Mappengruppe VII
Mappe VII/11
E und E = Essays
Archiv:
ÖNB: S.N. 15.107; Klagenfurter Faksimilierung: „v“ (Reihenfolge verändert)
Bezeichnung:
Laut Inventar 1941: „E und E ..“
Laut Inventar 1942: „Alt. Essay E u … E“
Abfassungszeit:
- 1923 – 1924
Beschreibung:
Manuskript, 109 Blatt, 197 Seiten, 2 Konvolute, 1 Mappenumschlag
Typ: Anfangsnotizen, Studienblätter, Entwürfe
Werkkontext: Essay
Inhalt:
Die Mappe vereinigt die parallel zustande gekommenen Konvolute „E..“ (S. 1-98) und „E 1-56“ (S. 99-198). Als Rückseiten und Beilagen finden sich Brieffragmente und Zeitungsausschnitte, welche die Zuweisung des Materials auf 1923-1924 bekräftigen.
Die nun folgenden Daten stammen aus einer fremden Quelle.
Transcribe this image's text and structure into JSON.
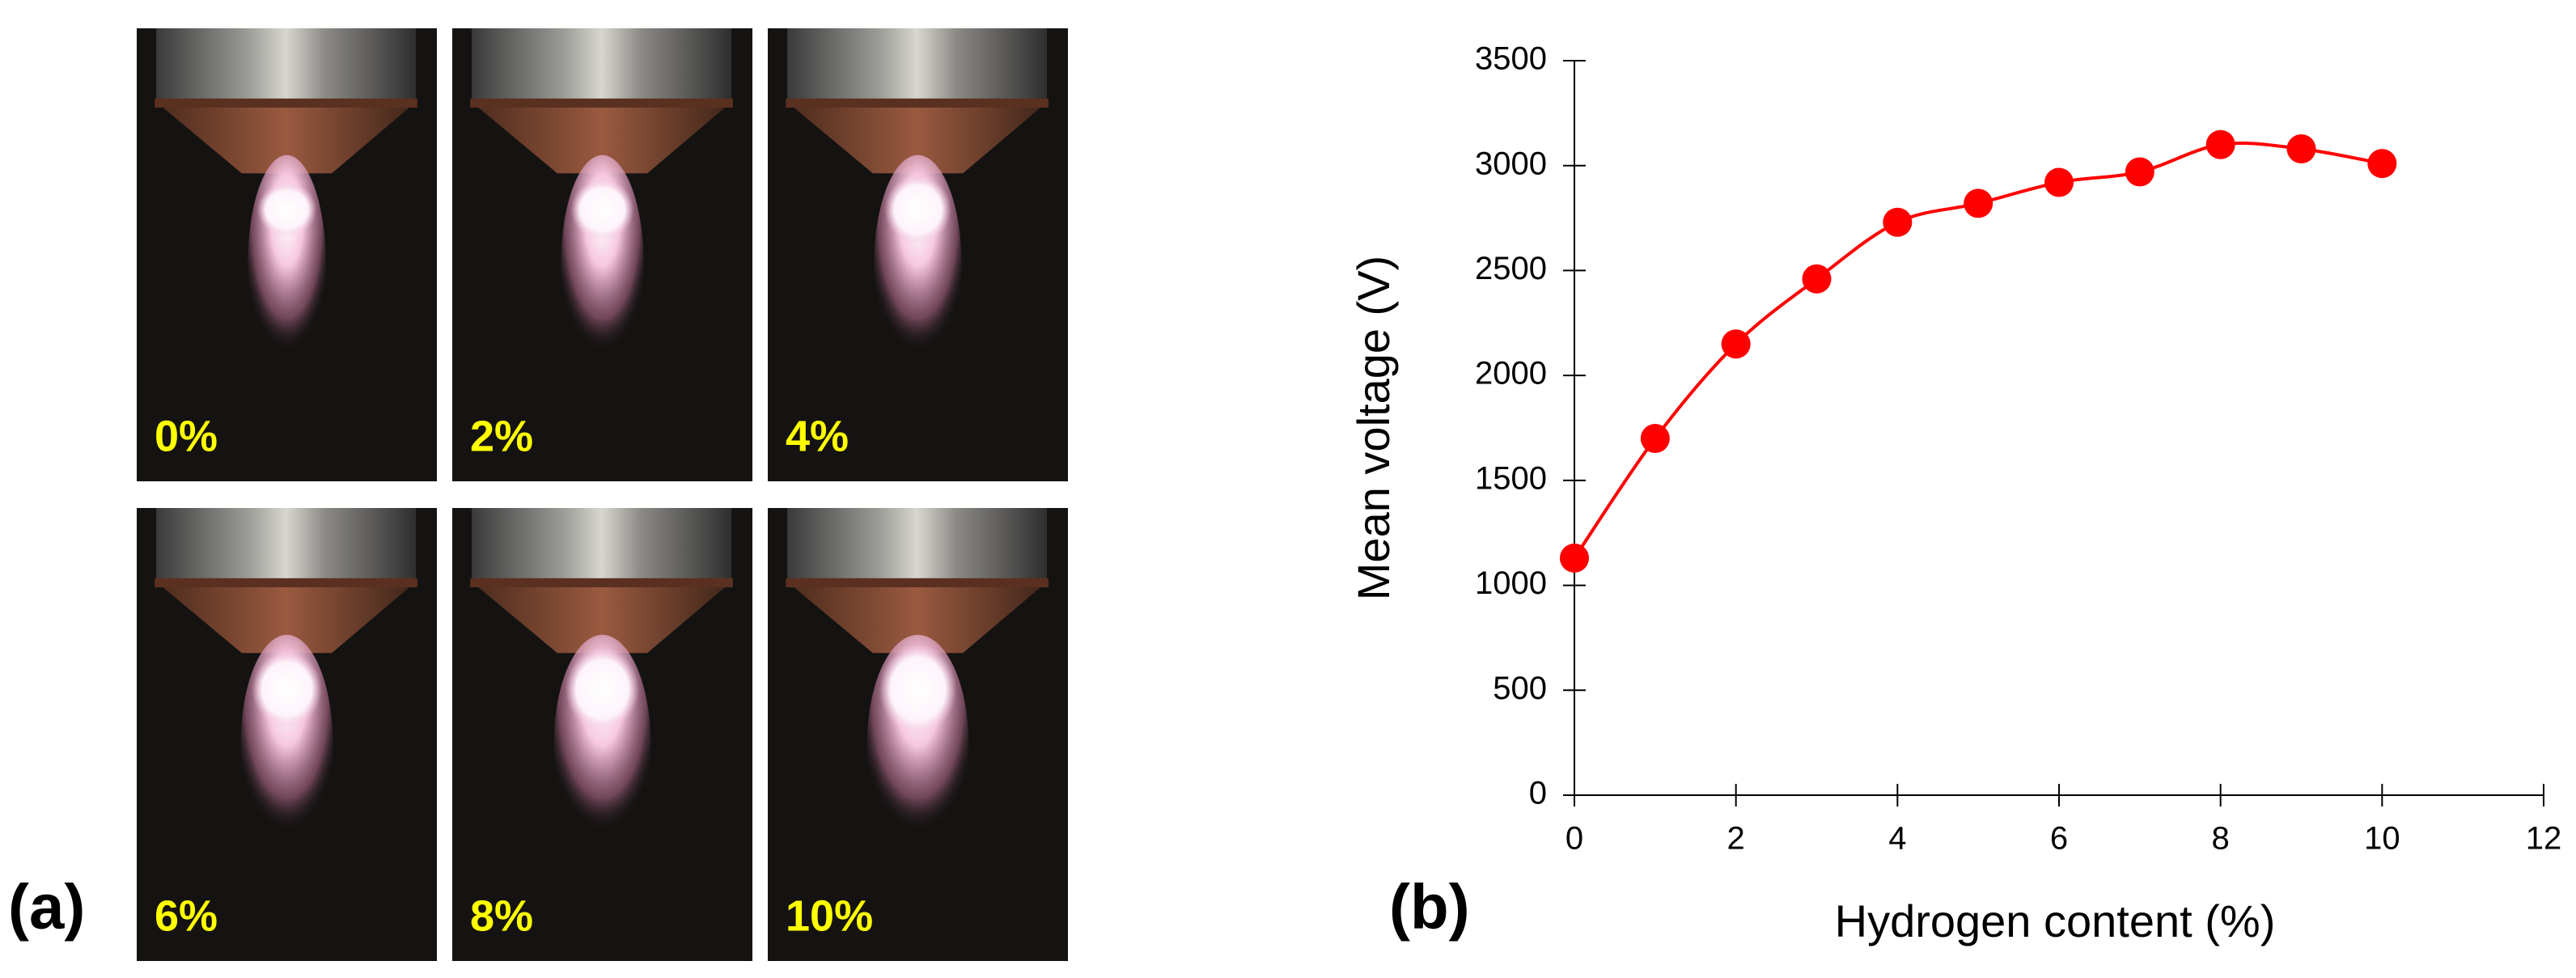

Mit „E..“ siglierte Musil das Manuskript seines unveröffentlichten Aufsatzes „Der deutsche Mensch als Symptom“ (1923). Das Konvolut enthält mehrere Entwurfsfassungen und die Entwurfsarbeit vorbereitende und begleitende Notizen. Das hier ausformulierte „Theorem der Gestaltlosigkeit“ bildet ein Axiom der Massenpsychologie und Identitätstheorie, die dem MoE zugrunde liegt. Mit „E“ siglierte Musil Notizen und kurze Entwürfe, zunächst im Zeichen des Stichworts „Erlebnis“, später in Assoziation zu „Essay“ bzw. „Essayistik“ (S. 1-98). Die Verbindung von „Erlebnis und Gedanke“ bildet die Leitidee dieser Notierungen, die anfänglich im Zeichen des Romanprojekts stehen. Zu mathematischem Denken, mathematischer Moral, der Wirkung Nietzsches, zum anderen Zustand, den Lebenden Gedanken, zu Fragen der Religiosität und des Aktivismus sind Exzerpte und Hinweise gesammelt, wobei Musil Lektüren (Bergson, Emerson) und seine veröffentlichte Essayistik reflektiert.